These days with all its hustle and bustle it can be easy to forget to live in the now, the moment, the present. There seems to be so much to do all the time. It can be tempting to put off enjoying the little pleasures each day offers, saying one will enjoy them when annual leave (if taken) rolls around or retirement arrives.
Some years back I was working full time in a demanding job and I was also a carer. Then circumstances changed and I resigned so I could devote my time to my caring role. That year there were lots of birds, mainly honeyeaters, in my back yard. I was amazed at how many there were. Had they always been there but I hadn’t had time to stop and see them? I also noticed how many flowers there were in the garden. Yes, I stopped to smell the roses, and the lavender too. I also took the time to pick flowers and bring them into the house so I could enjoy their beauty and fragrance when I was inside.
With more time at home (and less money) I spent more time cooking and found I was enjoying making home made soups instead of opening a tin. Using my bread maker was satisfying and the smell of baking bread warmed the house through the winter. I found I was living in the present moment and so much more aware of the everyday joys around me. I think D.H. Lawrence expressed it well when he wrote, ‘I got the blues thinking of the future, so I left off and made some marmalade. It’s amazing how it cheers one up to shred orange and scrub the floor.’ Okay, I don’t know about scrubbing the floor cheering me up but I agree with the general sentiment.
Every day there are things to appreciate in the now, if only we make the effort.to notice them. Today I appreciated the sunshine after a few days of grey skies. I enjoyed listening to the sound of frogs croaking and the smell of the gum leaves as I took my dog for a walk by the river. I commented on the lovely weather to one person I saw and the response was, ‘It’s going to rain all next week.’ I thought the beautiful weather was wasted on this person who was thinking about the future when it would be wet rather than enjoying the sunshine of the moment.
Later I caught a train and sat opposite a young boy travelling with his dad. The lad smiled, said ‘Hello’ and chatted to me and his father about the things he could see out the window. He was a delightful child, full of enthusiasm about going on the train. He was definitely living in the now.
How do we live more in the moment? What can we do right now? Here are suggestions which may help.
• Take notice of the sunshine or the gentle breeze
• Watch the sunset or sunrise
• Pick a few flowers from the garden and put them in a vase, even if it’s just a small bunch of short stemmed flowers and greenery or some herbs
• Pick a leaf from a gum tree, lavender bush, mint plant or other scented plant and rub the leaf between your fingers and enjoy the scent
• Take note of the different species of birds in your environment and watch them for a few minutes
• Drink your cuppa slowly and take notice of how good it tastes
• Really enjoy that hot shower or bath
• Listen to music you enjoy
• Make positive comments to people around you
• Smile at people or take a risk and say hello to people you meet when you are out walking
Did you notice these activities don’t cost money? Also, they don’t really take much time as some of the activities you do anyway but you may not be conscious of enjoying the moment. It’s more a matter of being aware of what you are doing and of the world around you.
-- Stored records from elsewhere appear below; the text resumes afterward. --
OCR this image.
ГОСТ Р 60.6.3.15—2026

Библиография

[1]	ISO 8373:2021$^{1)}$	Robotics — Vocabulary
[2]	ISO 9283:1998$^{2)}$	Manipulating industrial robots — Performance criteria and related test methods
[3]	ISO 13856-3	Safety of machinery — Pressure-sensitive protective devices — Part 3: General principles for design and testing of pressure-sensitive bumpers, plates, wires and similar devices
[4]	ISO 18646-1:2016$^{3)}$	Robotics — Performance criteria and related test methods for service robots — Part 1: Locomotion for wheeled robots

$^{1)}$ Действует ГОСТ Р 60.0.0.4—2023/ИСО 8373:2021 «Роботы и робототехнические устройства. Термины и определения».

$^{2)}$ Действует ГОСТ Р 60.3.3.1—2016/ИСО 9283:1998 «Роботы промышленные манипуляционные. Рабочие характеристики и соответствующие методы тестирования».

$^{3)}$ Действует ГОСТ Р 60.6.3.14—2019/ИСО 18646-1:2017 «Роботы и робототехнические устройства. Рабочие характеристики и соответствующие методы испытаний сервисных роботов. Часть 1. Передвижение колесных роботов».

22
For busy people with a full schedule it can take concentrated effort to start living in the now. However, it is worth the effort as it leads to living a more fulfilling life, right now and will bring benefits both physically and psychologically. Buddha said, ‘The secret for health of both the mind and body is not to mourn for the past, worry about the future, or anticipate troubles but to live in the present moment wisely and earnestly.’